I phoned him, two blocks away. He drove over. He and Dad caught up on medical gossip, then he read my Charlie’s scans. He had him walk a straight line, then walk sideways. Nervously listening to their hour-long neurology talk, I noted Dr. Charles had aged well, just thicker glasses, grayer hair. My handsome Charlie, also bespectacled and graying, was two inches taller, with longer hair.

“The men in my family either lose their hair or their marbles,” my Charlie said. Dr. Charles’ opinion: marbles intact, no cancer, no surgery. Just mild hydrocephalus, fluid on the brain, to be monitored by a Manhattan specialist. Charlie exhaled in relief; I swallowed back tears.
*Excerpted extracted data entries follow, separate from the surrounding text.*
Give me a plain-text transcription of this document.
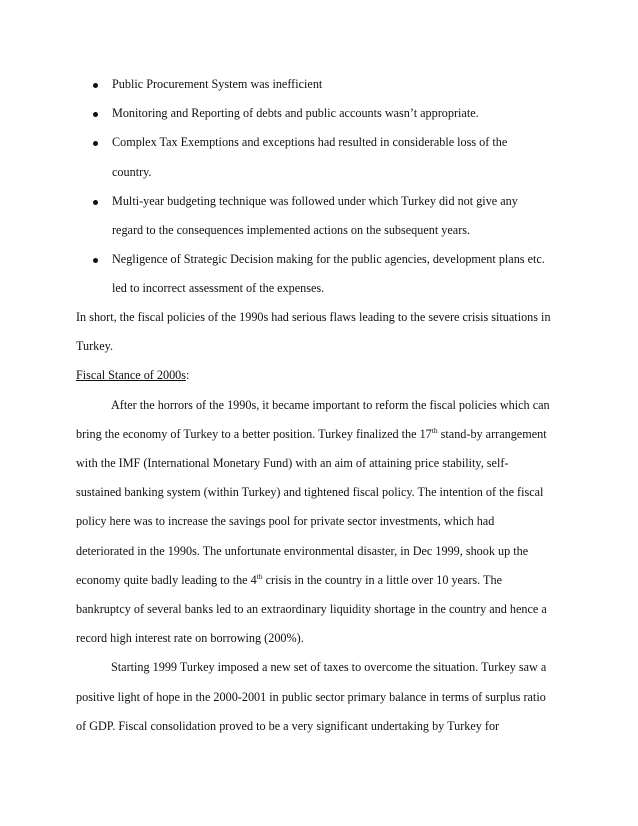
Public Procurement System was inefficient
Monitoring and Reporting of debts and public accounts wasn’t appropriate.
Complex Tax Exemptions and exceptions had resulted in considerable loss of the
country.
Multi-year budgeting technique was followed under which Turkey did not give any
regard to the consequences implemented actions on the subsequent years.
Negligence of Strategic Decision making for the public agencies, development plans etc.
led to incorrect assessment of the expenses.
In short, the fiscal policies of the 1990s had serious flaws leading to the severe crisis situations in
Turkey.
Fiscal Stance of 2000s:
After the horrors of the 1990s, it became important to reform the fiscal policies which can
bring the economy of Turkey to a better position. Turkey finalized the 17th stand-by arrangement
with the IMF (International Monetary Fund) with an aim of attaining price stability, self-
sustained banking system (within Turkey) and tightened fiscal policy. The intention of the fiscal
policy here was to increase the savings pool for private sector investments, which had
deteriorated in the 1990s. The unfortunate environmental disaster, in Dec 1999, shook up the
economy quite badly leading to the 4th crisis in the country in a little over 10 years. The
bankruptcy of several banks led to an extraordinary liquidity shortage in the country and hence a
record high interest rate on borrowing (200%).
Starting 1999 Turkey imposed a new set of taxes to overcome the situation. Turkey saw a
positive light of hope in the 2000-2001 in public sector primary balance in terms of surplus ratio
of GDP. Fiscal consolidation proved to be a very significant undertaking by Turkey for
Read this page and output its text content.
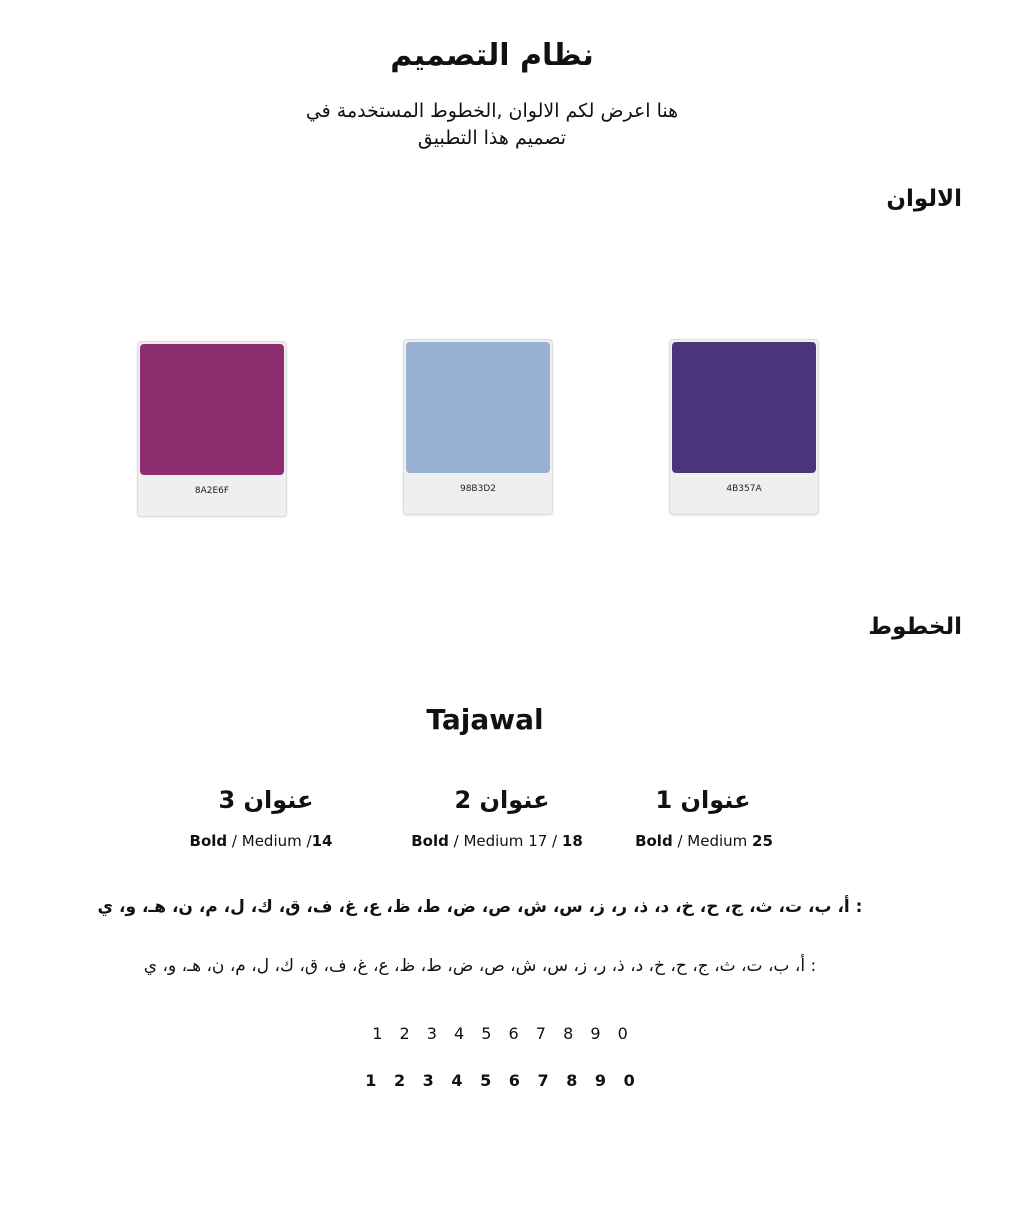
نظام التصميم
هنا اعرض لكم الالوان ,الخطوط المستخدمة في
تصميم هذا التطبيق
الالوان
8A2E6F	98B3D2	4B357A
الخطوط
Tajawal
عنوان 1
عنوان 2
عنوان 3
Bold / Medium 25
Bold / Medium 17 / 18
Bold / Medium /14
: أ، ب، ت، ث، ج، ح، خ، د، ذ، ر، ز، س، ش، ص، ض، ط، ظ، ع، غ، ف، ق، ك، ل، م، ن، هـ، و، ي
: أ، ب، ت، ث، ج، ح، خ، د، ذ، ر، ز، س، ش، ص، ض، ط، ظ، ع، غ، ف، ق، ك، ل، م، ن، هـ، و، ي
1 2 3 4 5 6 7 8 9 0
1 2 3 4 5 6 7 8 9 0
The next day we brought a thank-you gift to Dr. Charles’ house that was overstuffed with his three kids’ toys, videos, clothes. His wife (not Leah – another slim, younger beauty) was putting their daughter to bed. His sprawling quad level on the lake, like my parents’ home, was the opposite of our sleek New York high rise, filled with books I’d published and DVDs of Charlie’s TV shows. The doc showed off his vast backyard where, he said, his whole family camped out in the summer. He cursed raccoons, deer and insects who’d munched his home-grown veggies. “Here’s some tomatoes for your folks.”

More comfortable amid taxis and skyscrapers, I would have never fit in here. Someone once commented that my husband was the least likely person to ever make me sleep in a tent.

As my neurosurgeon friend walked us home, I was grateful he’d taken care of my spouse and crushed my heart at the wedding twenty-two years before. Time had transformed my humiliating memory into a sweet rescue. Strolling between the two that day, I’d won the best of both Charles.